Jaunt anticipates the Journey being used for a variety of applications such as air-taxi services, freight deliveries, and emergency medical support. In tandem, the company is working under contract from the U.S. Air Force’s Agility Prime program to meet its need for a new high-speed VTOL (HSVTOL) vehicle.

“There is quite a bit of overlap between these two aircraft systems, even though they have different airframes,” Peryea told AIN. “The battery-management and high-voltage systems could apply to the Air Force, too. They are counting on us to develop a commercial aircraft that could speed up their development time, and there are lots of synergies.”

The Jaunt eVTOL is based on the company’s patented slowed-rotor-compound technology, which slows the rotor tip speed to reduce drag and vibration. According to the company, the capability combined with a small wing sized for cruise flight produces a lift-to-drag ratio equivalent to that of a fixed-wing aircraft.

Jaunt intends to certify the aircraft under the FAA Part 29 rules for commercially operated rotorcraft. It is aiming to start flight testing a full-scale prototype by the end of next year.

The process of partnering with Airo Group—which already has a portfolio of AAM interests that also include drone manufacturing and operations, avionics, and robotics—has been time-consuming, but the Jaunt team now anticipates accelerating work on its eVTOLs. “We expect to be able to design the production aircraft coming out of the gate and we’ll be working on a full-scale pre-production aircraft from day one for type certification,” Peryea explained.

Airo Group already has an established revenue and customer base from the existing drone activities of subsidiaries, including Airo Drone, Agile Defense, Coastal Defense, Aironet, Sky-Watch, and Airgility. The group also includes avionics manufacturer Aspen, which will provide flight displays for the Jaunt aircraft, and UK-based VRCO, which plans to start flight-testing its four-seat XP4 eVTOL prototype this year.

Unlike several other leading eVTOL developers, Jaunt does not intend to directly operate its aircraft. Its business model will be based on selling vehicles to established operators while providing full customer and product support. This is one reason it is seeking a close relationship with the helicopter industry.

“Rotorcraft operators have told us they really like the configuration of our aircraft,” Peryea said. “The people best suited to operating eVTOL aircraft like ours are existing Part 135 helicopter operators, and we expect to see them expanding services to do things they can’t do today because of factors such as noise.”

In January, Brazilian on-demand charter flight broker Flapper committed to including 25 Journeys in its network. Under a letter of intent, the companies said they will work together to provide services in Latin American cities, among them Rio de Janeiro; Sao Paulo; Mexico City; Santiago, Chile; and Bogota, Colombia. Currently, Flapper brokers flights in business aircraft, including helicopters, with these being operated by a network of partners.

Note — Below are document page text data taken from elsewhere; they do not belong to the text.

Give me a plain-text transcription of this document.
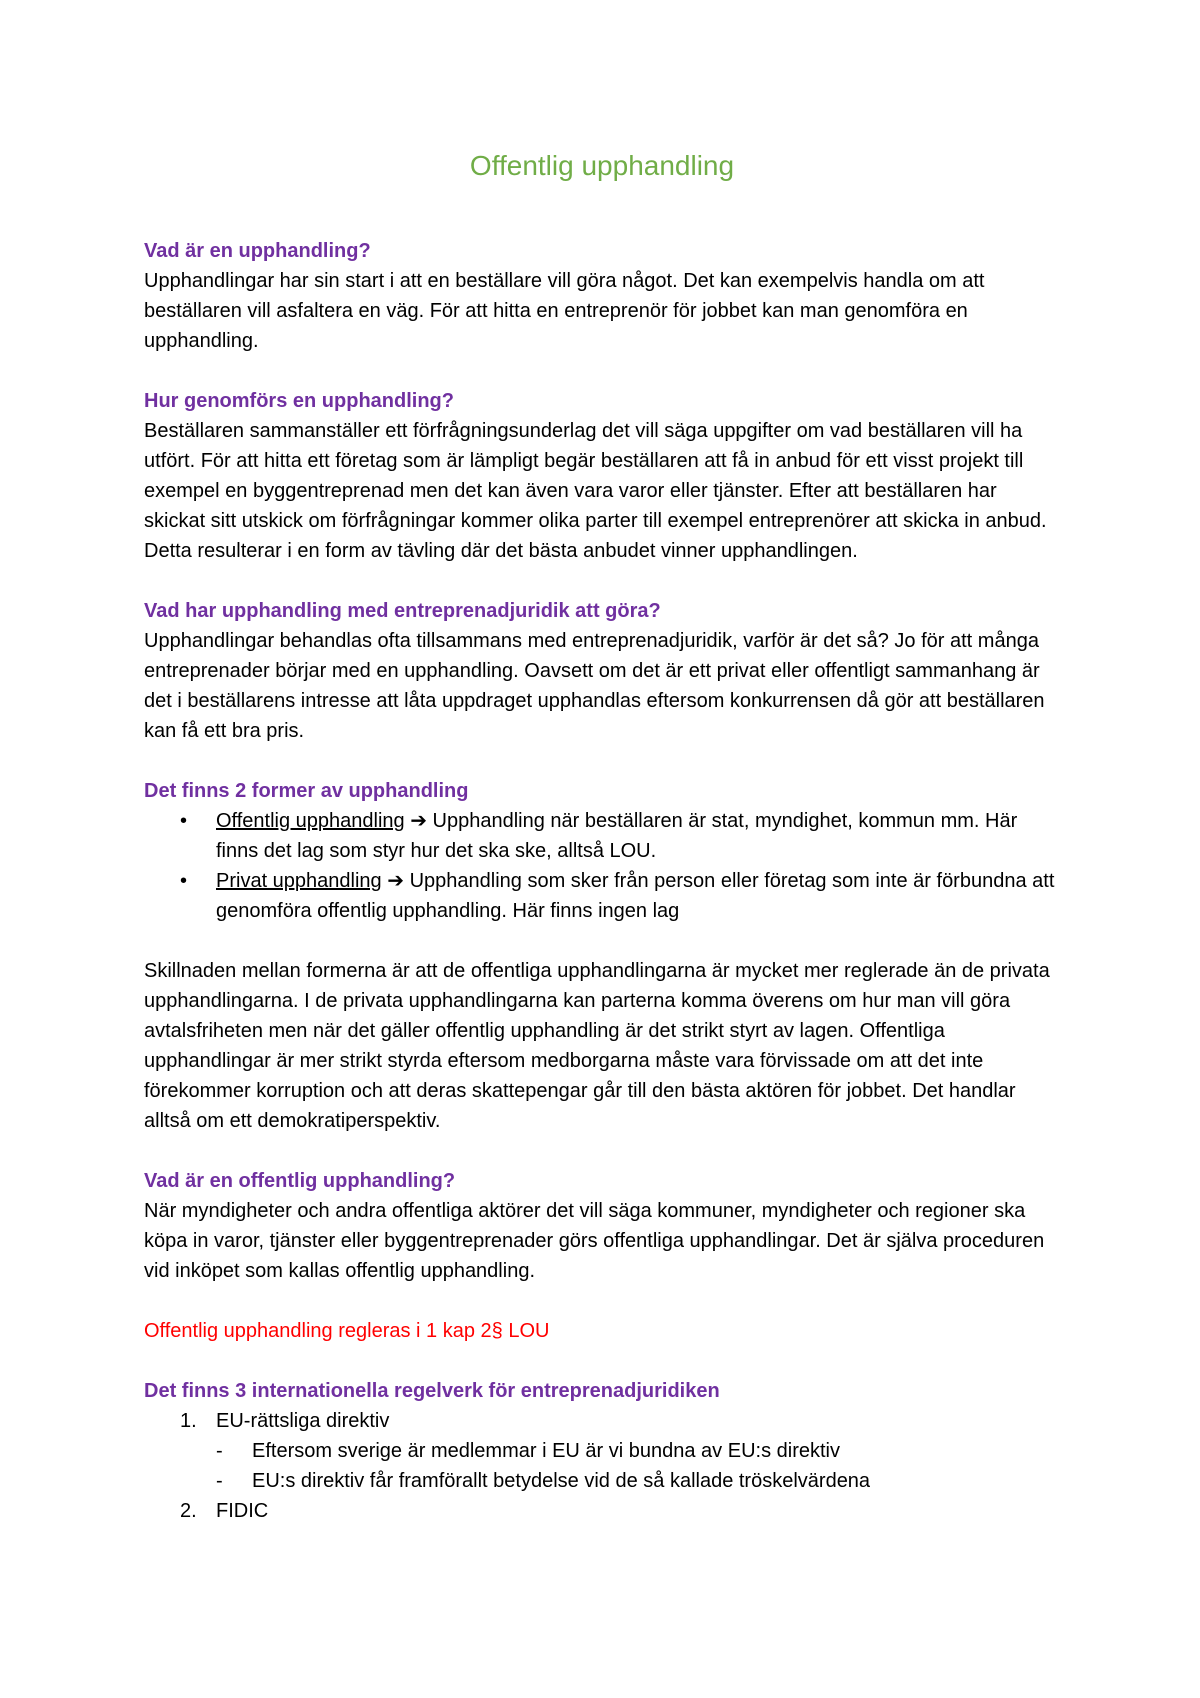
Offentlig upphandling

Vad är en upphandling?

Upphandlingar har sin start i att en beställare vill göra något. Det kan exempelvis handla om att beställaren vill asfaltera en väg. För att hitta en entreprenör för jobbet kan man genomföra en upphandling.

Hur genomförs en upphandling?

Beställaren sammanställer ett förfrågningsunderlag det vill säga uppgifter om vad beställaren vill ha utfört. För att hitta ett företag som är lämpligt begär beställaren att få in anbud för ett visst projekt till exempel en byggentreprenad men det kan även vara varor eller tjänster. Efter att beställaren har skickat sitt utskick om förfrågningar kommer olika parter till exempel entreprenörer att skicka in anbud. Detta resulterar i en form av tävling där det bästa anbudet vinner upphandlingen.

Vad har upphandling med entreprenadjuridik att göra?

Upphandlingar behandlas ofta tillsammans med entreprenadjuridik, varför är det så? Jo för att många entreprenader börjar med en upphandling. Oavsett om det är ett privat eller offentligt sammanhang är det i beställarens intresse att låta uppdraget upphandlas eftersom konkurrensen då gör att beställaren kan få ett bra pris.

Det finns 2 former av upphandling

• Offentlig upphandling ➔ Upphandling när beställaren är stat, myndighet, kommun mm. Här finns det lag som styr hur det ska ske, alltså LOU.
• Privat upphandling ➔ Upphandling som sker från person eller företag som inte är förbundna att genomföra offentlig upphandling. Här finns ingen lag

Skillnaden mellan formerna är att de offentliga upphandlingarna är mycket mer reglerade än de privata upphandlingarna. I de privata upphandlingarna kan parterna komma överens om hur man vill göra avtalsfriheten men när det gäller offentlig upphandling är det strikt styrt av lagen. Offentliga upphandlingar är mer strikt styrda eftersom medborgarna måste vara förvissade om att det inte förekommer korruption och att deras skattepengar går till den bästa aktören för jobbet. Det handlar alltså om ett demokratiperspektiv.

Vad är en offentlig upphandling?

När myndigheter och andra offentliga aktörer det vill säga kommuner, myndigheter och regioner ska köpa in varor, tjänster eller byggentreprenader görs offentliga upphandlingar. Det är själva proceduren vid inköpet som kallas offentlig upphandling.

Offentlig upphandling regleras i 1 kap 2§ LOU

Det finns 3 internationella regelverk för entreprenadjuridiken

1. EU-rättsliga direktiv
- Eftersom sverige är medlemmar i EU är vi bundna av EU:s direktiv
- EU:s direktiv får framförallt betydelse vid de så kallade tröskelvärdena
2. FIDIC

According to Eric Cote, president of Jaunt Air Mobility Canada, both the Canadian government and provincial officials in Quebec take a very positive view of eVTOLs. The former Bombardier executive said this sector is set to benefit from new funds being released to support the introduction of reduced carbon transportation options.

As Jaunt prepares to be a manufacturer, its engineering team is addressing the challenges of building eVTOL fuselages at the anticipated high rates of production. In particular, they are working with aerospace supplier Triumph Group to exploit breakthroughs in thermoplastic technologies to achieve low-cost, high-rate production of the fuselages. Peryea said fuselage production is more of a challenge than individual components.

On March 7, Jaunt announced the appointment of Yves Comeau as its vice president of finance. Like Cote, he is a former Bombardier Aerospace executive.